# CS886 Winter09 - Syllabus: Bayesian Data Analysis

## Objectives

Information technologies have given rise to an abundance of data that needs to be analyzed.  While there are many ways to analyze data, Bayesian methods distinguish themselves by their explicit use of probabilities to quantify uncertainty.  Taking into account uncertainty is critical when making predictions, recognizing patterns and drawing conclusions.  The use of probability theory to represent uncertainty leads to conceptually simple methods that are principled, facilitate generalization, tend to be immune to overfitting, can be easily composed for information fusion and facilitate model selection.  However, these benefits come at a price: inference is often computationally complex.
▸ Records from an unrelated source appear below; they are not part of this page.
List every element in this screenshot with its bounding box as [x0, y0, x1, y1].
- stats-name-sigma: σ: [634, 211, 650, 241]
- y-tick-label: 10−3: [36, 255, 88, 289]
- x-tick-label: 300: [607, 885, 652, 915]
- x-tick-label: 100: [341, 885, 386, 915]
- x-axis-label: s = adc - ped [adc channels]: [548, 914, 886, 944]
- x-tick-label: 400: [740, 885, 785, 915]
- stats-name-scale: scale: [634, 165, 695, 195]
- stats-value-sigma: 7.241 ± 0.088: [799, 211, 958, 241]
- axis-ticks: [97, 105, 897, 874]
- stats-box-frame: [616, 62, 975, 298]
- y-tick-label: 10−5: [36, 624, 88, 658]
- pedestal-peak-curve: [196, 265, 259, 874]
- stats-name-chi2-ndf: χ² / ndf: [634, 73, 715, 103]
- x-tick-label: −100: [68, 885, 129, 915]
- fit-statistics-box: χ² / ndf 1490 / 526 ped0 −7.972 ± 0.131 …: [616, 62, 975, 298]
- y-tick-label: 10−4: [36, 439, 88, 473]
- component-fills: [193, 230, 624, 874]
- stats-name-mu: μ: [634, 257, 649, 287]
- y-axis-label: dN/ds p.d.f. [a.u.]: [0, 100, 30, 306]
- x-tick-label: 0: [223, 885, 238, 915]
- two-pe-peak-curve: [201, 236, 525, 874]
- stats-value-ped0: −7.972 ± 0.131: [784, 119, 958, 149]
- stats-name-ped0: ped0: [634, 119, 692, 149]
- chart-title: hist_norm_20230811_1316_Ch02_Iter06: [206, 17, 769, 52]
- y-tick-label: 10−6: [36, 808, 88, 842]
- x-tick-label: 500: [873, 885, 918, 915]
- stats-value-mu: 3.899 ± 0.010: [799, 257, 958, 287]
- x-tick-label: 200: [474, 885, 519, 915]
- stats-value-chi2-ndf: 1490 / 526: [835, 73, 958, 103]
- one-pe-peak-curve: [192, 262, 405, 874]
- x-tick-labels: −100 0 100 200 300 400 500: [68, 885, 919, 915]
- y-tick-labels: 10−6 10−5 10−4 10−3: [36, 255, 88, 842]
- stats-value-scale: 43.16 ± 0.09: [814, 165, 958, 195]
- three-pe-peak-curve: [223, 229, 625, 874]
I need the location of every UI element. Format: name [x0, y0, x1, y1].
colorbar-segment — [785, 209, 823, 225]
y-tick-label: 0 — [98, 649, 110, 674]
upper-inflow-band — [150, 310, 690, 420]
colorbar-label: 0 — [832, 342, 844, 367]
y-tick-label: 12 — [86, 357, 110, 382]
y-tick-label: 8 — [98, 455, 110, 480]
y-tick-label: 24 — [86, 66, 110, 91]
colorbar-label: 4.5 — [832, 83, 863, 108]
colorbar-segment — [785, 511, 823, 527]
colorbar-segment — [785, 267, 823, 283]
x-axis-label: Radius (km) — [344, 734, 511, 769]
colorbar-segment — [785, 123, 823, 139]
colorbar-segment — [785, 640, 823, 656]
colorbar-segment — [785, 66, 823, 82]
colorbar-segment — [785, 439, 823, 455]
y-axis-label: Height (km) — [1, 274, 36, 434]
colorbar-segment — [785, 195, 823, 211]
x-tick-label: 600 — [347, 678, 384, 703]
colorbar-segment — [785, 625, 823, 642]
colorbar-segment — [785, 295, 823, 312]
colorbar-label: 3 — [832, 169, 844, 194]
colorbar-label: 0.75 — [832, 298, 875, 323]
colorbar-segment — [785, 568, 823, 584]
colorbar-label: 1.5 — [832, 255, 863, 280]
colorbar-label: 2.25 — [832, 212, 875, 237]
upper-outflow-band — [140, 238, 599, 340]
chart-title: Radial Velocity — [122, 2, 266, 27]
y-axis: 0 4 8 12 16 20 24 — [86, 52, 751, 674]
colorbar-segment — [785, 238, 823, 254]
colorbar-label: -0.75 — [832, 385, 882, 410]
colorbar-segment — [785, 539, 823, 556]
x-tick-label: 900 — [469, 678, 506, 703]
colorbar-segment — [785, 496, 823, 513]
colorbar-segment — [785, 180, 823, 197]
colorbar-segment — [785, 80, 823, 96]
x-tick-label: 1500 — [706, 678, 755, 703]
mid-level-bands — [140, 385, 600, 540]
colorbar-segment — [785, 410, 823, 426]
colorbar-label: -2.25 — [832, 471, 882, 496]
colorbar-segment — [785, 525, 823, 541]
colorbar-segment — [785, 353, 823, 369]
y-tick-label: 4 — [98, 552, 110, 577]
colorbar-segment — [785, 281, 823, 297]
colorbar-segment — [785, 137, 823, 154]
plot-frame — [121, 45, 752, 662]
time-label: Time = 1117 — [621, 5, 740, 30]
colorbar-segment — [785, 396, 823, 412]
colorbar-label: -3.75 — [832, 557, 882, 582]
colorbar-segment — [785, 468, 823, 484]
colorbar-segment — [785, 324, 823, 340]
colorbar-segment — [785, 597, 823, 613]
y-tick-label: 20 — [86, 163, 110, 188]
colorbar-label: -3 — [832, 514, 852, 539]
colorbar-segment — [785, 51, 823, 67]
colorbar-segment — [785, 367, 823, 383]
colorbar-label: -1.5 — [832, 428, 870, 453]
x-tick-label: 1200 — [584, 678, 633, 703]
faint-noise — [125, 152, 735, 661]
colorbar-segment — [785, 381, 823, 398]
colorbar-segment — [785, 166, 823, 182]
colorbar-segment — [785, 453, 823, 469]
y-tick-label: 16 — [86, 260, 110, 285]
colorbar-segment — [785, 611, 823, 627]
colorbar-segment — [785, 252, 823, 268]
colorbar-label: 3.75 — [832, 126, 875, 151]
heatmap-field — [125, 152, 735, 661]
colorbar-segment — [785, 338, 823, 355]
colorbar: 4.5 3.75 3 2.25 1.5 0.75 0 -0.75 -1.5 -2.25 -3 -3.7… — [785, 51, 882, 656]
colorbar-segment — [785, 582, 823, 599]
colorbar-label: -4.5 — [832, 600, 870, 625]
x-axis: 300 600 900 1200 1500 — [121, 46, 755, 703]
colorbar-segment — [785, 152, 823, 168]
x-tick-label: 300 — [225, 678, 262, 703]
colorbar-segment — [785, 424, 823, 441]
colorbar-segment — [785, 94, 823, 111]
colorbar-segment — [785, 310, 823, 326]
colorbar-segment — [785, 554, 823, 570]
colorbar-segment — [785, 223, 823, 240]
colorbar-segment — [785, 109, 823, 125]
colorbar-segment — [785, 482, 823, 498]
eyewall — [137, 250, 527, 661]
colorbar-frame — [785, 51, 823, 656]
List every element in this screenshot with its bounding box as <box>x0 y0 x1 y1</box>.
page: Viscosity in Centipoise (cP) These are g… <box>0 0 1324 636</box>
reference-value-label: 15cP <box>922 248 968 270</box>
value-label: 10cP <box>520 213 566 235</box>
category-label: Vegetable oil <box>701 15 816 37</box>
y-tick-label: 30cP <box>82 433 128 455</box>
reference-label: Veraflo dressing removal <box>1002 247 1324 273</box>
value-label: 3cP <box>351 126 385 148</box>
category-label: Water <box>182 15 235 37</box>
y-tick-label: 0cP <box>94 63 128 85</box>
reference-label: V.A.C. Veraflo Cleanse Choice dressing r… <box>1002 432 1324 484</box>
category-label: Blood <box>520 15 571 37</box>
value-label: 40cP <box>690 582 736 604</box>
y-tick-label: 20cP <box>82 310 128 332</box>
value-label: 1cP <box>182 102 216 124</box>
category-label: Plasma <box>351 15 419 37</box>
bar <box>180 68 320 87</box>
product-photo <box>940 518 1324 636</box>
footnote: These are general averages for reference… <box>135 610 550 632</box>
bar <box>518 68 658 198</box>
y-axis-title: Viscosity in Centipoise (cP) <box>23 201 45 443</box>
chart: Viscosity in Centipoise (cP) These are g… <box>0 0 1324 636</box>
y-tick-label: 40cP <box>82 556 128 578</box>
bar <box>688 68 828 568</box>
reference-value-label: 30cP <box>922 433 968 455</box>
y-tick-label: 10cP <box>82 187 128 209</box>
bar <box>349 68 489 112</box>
This course focuses on the theory of Bayesian learning, models for Bayesian analysis and algorithms for Bayesian inference.  The theory, models and algorithms covered will be of general interest and therefore applicable to a wide range of domains beyond machine learning and computational statistics.  This course should be of interest to researchers in a variety of fields where there is a need to analyze data, including natural language processing, information retrieval, data mining, bioinformatics, computer vision, computational finance, health informatics and robotics.

## References

We will make use of two textbooks with additional readings from selected research papers.  The first textbook is on reserve at the library and the second textbook is available online.
• Gelman, Carlin, Stern and Rubin (2004), Bayesian Data Analysis, 2nd edition
• Rasmussen and Williams (2006), Gaussian Processes

## Outline

Topics:

1. Basics of probability theory, machine learning and statistics
• Inference
• Generalization
2. Models
• Single and multi-variate models
• Bayesian networks
• Second-order models (i.e., distributions over distribution parameters)
• Infinite models
• Gaussian process
• Dirichlet process
• Hierarchical models
• Non-parameteric models
3. Prior construction
• Conjugate priors
• Informative and non-informative priors
• Hierarchical priors
4. Inference (for learning and predictions)
• Bayes' theorem
• Exact inference with conjugate distributions
• Approximate inference with Markov chain simulation
5. Model checking
Applications domains:
1. Natural language processing and Information retrieval
• Latent semantic analysis
• Topic modeling
2. Machine Learning and Bioinformatics
• Model selection
• Kernel learning
3. Computer vision
• Scene analysis
4. Robotics
• Inverse kinematics
5. Control
• Bayesian reinforcement learning
6. Health informatics
• Experimental design
7. Computational finance
• Time-series analysis
8. Data mining